Monday, October 15, 2018 - 2:30pm to 3:30pm
Meeting room 2267, Innovation Center

DISSERTATION DEFENSE
Department of Computer Science and Engineering
University of South Carolina

Author : Chao Chen
Advisor : Dr. Gabriel Terejanu
Date : Oct. 15th , 2018
Time : 2:30 pm
Place : Meeting room 2267, Innovation Center

Abstract
Normal neural networks trained with gradient descent and back-propagation have received great success in various applications. On one hand, point estimation of the network weights is prone to over-fitting problems and lacks important uncertainty information associated with the estimation. On the other hand, exact Bayesian neural network methods are intractable and non-applicable for real-world applications.

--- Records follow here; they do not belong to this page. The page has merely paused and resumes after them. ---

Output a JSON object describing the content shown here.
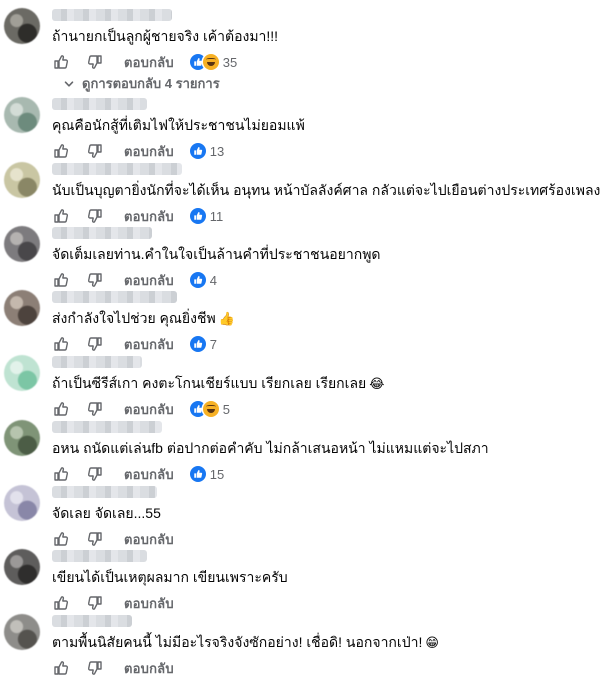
{
  "reply_label": "ตอบกลับ",
  "view_replies_label": "ดูการตอบกลับ 4 รายการ",
  "comments": [
    {
      "text": "ถ้านายกเป็นลูกผู้ชายจริง เค้าต้องมา!!!",
      "emoji": "",
      "reactions": [
        "like",
        "haha"
      ],
      "count": "35"
    },
    {
      "text": "คุณคือนักสู้ที่เติมไฟให้ประชาชนไม่ยอมแพ้",
      "emoji": "",
      "reactions": [
        "like"
      ],
      "count": "13"
    },
    {
      "text": "นับเป็นบุญตายิ่งนักที่จะได้เห็น อนุทน หน้าบัลลังค์ศาล กลัวแต่จะไปเยือนต่างประเทศร้องเพลงโชว์",
      "emoji": "",
      "reactions": [
        "like"
      ],
      "count": "11"
    },
    {
      "text": "จัดเต็มเลยท่าน.คำในใจเป็นล้านคำที่ประชาชนอยากพูด",
      "emoji": "",
      "reactions": [
        "like"
      ],
      "count": "4"
    },
    {
      "text": "ส่งกำลังใจไปช่วย คุณยิ่งชีพ",
      "emoji": "👍",
      "reactions": [
        "like"
      ],
      "count": "7"
    },
    {
      "text": "ถ้าเป็นซีรีส์เกา คงตะโกนเชียร์แบบ เรียกเลย เรียกเลย",
      "emoji": "😂",
      "reactions": [
        "like",
        "haha"
      ],
      "count": "5"
    },
    {
      "text": "อหน ถนัดแต่เล่นfb ต่อปากต่อคำคับ ไม่กล้าเสนอหน้า ไม่แหมแต่จะไปสภา",
      "emoji": "",
      "reactions": [
        "like"
      ],
      "count": "15"
    },
    {
      "text": "จัดเลย จัดเลย...55",
      "emoji": "",
      "reactions": [],
      "count": ""
    },
    {
      "text": "เขียนได้เป็นเหตุผลมาก เขียนเพราะครับ",
      "emoji": "",
      "reactions": [],
      "count": ""
    },
    {
      "text": "ตามพื้นนิสัยคนนี้ ไม่มีอะไรจริงจังซักอย่าง! เชื่อดิ! นอกจากเป่า!",
      "emoji": "😁",
      "reactions": [],
      "count": ""
    }
  ],
  "colors": {
    "like_blue": "#1877f2",
    "muted_text": "#65676b",
    "haha_yellow": "#f7b125"
  },
  "icons": [
    "thumbs-up-icon",
    "thumbs-down-icon",
    "chevron-down-icon"
  ]
}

To date, approximate methods have been actively under development for Bayesian neural networks, including but not limited to, stochastic variational methods, Monte Carlo dropouts, and expectation propagation. Though these methods are applicable for current large networks, there are limits of these approaches with either under estimation or over-estimation of uncertainty. Extended Kalman filters (EKFs) and unscented Kalman filters (UKFs), which are widely used in data assimilation community, adopt a different perspective of inferring the parameters. Nevertheless, EKFs are incapable of dealing with highly non-linearity, while UKFs are inapplicable for large network architectures.

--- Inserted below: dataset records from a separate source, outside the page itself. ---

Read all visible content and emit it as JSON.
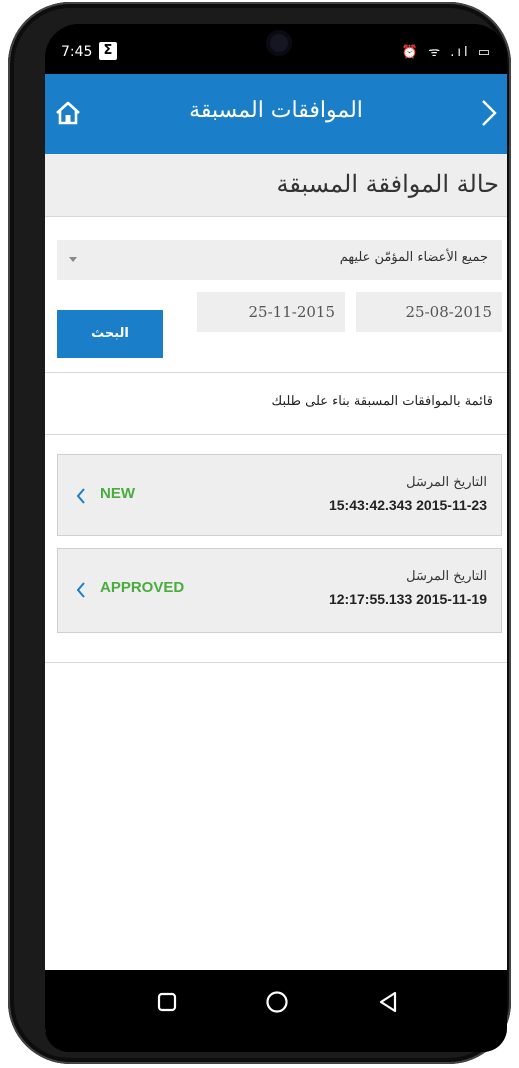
{
  "status_bar": {
    "time": "7:45",
    "sigma": "Σ",
    "icons_text": "⏰ ᯤ .ıl ▭"
  },
  "appbar": {
    "title": "الموافقات المسبقة",
    "color": "#1a7ec8"
  },
  "section": {
    "title": "حالة الموافقة المسبقة"
  },
  "filters": {
    "member_select_value": "جميع الأعضاء المؤمّن عليهم",
    "date_from": "25-08-2015",
    "date_to": "25-11-2015",
    "search_label": "البحث"
  },
  "list": {
    "caption": "قائمة بالموافقات المسبقة بناء على طلبك",
    "items": [
      {
        "status": "NEW",
        "date_label": "التاريخ المرسَل",
        "date_value": "15:43:42.343 2015-11-23"
      },
      {
        "status": "APPROVED",
        "date_label": "التاريخ المرسَل",
        "date_value": "12:17:55.133 2015-11-19"
      }
    ]
  },
  "colors": {
    "accent": "#1a7ec8",
    "status_green": "#4aab3f",
    "panel": "#eeeeee"
  }
}
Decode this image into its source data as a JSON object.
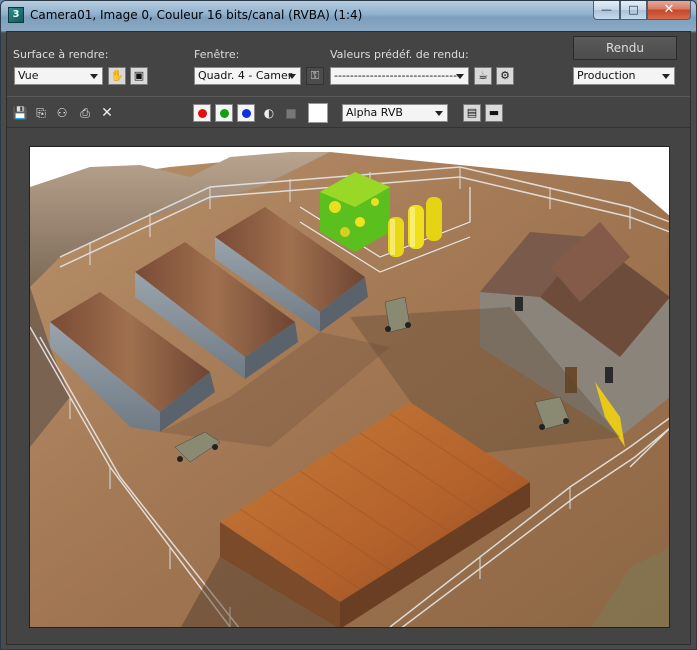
{
  "window": {
    "app_icon_glyph": "3",
    "title": "Camera01, Image 0, Couleur 16 bits/canal (RVBA) (1:4)",
    "minimize_glyph": "—",
    "maximize_glyph": "□",
    "close_glyph": "✕"
  },
  "controls": {
    "surface_label": "Surface à rendre:",
    "surface_value": "Vue",
    "window_label": "Fenêtre:",
    "window_value": "Quadr. 4 - Camer",
    "presets_label": "Valeurs prédéf. de rendu:",
    "presets_value": "--------------------------------",
    "render_button": "Rendu",
    "production_value": "Production"
  },
  "toolbar": {
    "channel_value": "Alpha RVB",
    "colors": {
      "red": "#e01010",
      "green": "#10a010",
      "blue": "#1030e0"
    }
  },
  "icons": {
    "pick_region": "✋",
    "crop": "▣",
    "lock": "⚿",
    "teapot": "☕",
    "settings": "⚙",
    "save": "💾",
    "copy": "⎘",
    "clone": "⚇",
    "print": "⎙",
    "clear": "✕",
    "mono": "◐",
    "toggle": "■",
    "panel_a": "▤",
    "panel_b": "▬"
  }
}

Ensemble Kalman filters (EnKFs) serve as great methodology in atmosphere and oceanology disciplines targeting extremely high-dimensional, non-Gaussian, and nonlinear state-space models. So far, there is little work that applies EnKFs to estimate the parameters of deep neural networks. By considering neural network as a nonlinear function, we augment the network prediction with parameters as new states and adapt the state-space model to update the parameters. In the first work, we describe the ensemble Kalman filter, two proposed algorithms for training both fully-connected and Long Short-term Memory (LSTM) networks, and experiment it with a synthetic dataset, 10 UCI datasets, and a natural language dataset for different regression tasks. To further evaluate the effectiveness of the proposed training scheme, we trained a deep LSTM network with the proposed algorithm, and applied it on five real-world sub-event detection tasks. With a formalization of the sub-event detection task, we develop an outlier detection framework and take advantage of the Bayesian Long Short-term Memory (LSTM) network to capture the important and interesting moments within an event. In the last work, we develop a framework for student knowledge estimation using Bayesian network. By constructing student models with Bayesian network, we can infer the new state of knowledge on each concept given a student. With a novel parameter estimate algorithm, the model can also indicate misconception on each question. Furthermore, we develop a predictive validation metric with expected data likelihood of the student model to evaluate the design of questions.